There is also one line in the Modern, which pretty much matches your setup:

[FEN "rnbqkbnr/pppppppp/8/8/8/8/PPPPPPPP/RNBQKBNR w KQkq - 0 1"]

1. e4 g6 2. d4 Bg7 3. Nc3 c5 4. dxc5 Qa5 5. Bd2 Qxc5 6. Nd5 Nf6?? {for instance, there are several moves losing the queen. The main move seems to be 6. ..Na6} 7. Bb4 Qc6 8. Bb5

Adding to Philip's answer, I more remember it from the Scandinavian, because there the bQ gets out early anyway and it takes much less patzer moves to irreversibly trap it this way. Example:

[FEN "rnbqkbnr/pppppppp/8/8/8/8/PPPPPPPP/RNBQKBNR w KQkq - 0 1"]

1.e4 d5 2.exd5 Qxd5 3.Nc3 Qe5+ {or Qe6+, still 70 games up to here on Lichess} 4.Be2 Qf6? 5.Nd5!? Qc6?? 6.Bb5! 1-0

For a definite answer, the move/board pattern "Nd5 Qc6 Bb5" should be searchable (at least with Costeff's CQL tool).

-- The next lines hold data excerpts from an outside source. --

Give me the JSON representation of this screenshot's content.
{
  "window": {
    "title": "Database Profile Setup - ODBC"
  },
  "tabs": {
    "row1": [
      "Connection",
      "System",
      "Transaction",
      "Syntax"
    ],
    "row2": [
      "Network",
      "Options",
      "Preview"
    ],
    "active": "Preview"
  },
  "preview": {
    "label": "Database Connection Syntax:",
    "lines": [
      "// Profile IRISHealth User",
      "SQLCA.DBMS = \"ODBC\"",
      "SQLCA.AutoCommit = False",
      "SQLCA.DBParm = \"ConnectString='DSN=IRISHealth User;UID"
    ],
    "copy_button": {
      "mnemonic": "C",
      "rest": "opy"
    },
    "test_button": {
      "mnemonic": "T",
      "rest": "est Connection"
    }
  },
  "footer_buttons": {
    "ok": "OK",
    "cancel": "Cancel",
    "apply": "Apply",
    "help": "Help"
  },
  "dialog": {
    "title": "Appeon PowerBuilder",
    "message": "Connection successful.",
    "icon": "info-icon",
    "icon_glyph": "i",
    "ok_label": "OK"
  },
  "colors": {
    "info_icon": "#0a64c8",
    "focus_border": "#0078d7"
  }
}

A configuration of pieces like this can occur in many Sicilian sidelines, or with colors reversed in the English. For example 1. e4 c5 2.Nf3 Nc6 3.Bb5 g6 4.Nc3 Qb6 5.Nd5, or 1.c4 e5 2.Nc3 Bb4 3.Qb3 Nc6 4.g3 Nd4. I am not aware that it has a name, or is even of much importance. Although the Knight makes a slightly surprizing advance that seems to gain a tempo, the opponent can just retreat the Queen to her original square and then drive the Knight back with their e-Pawn. Nobody gains or loses anything. There can be an exception if one of the e-Pawns has alredy made a double jump, in which case the Queen move would be a oversight.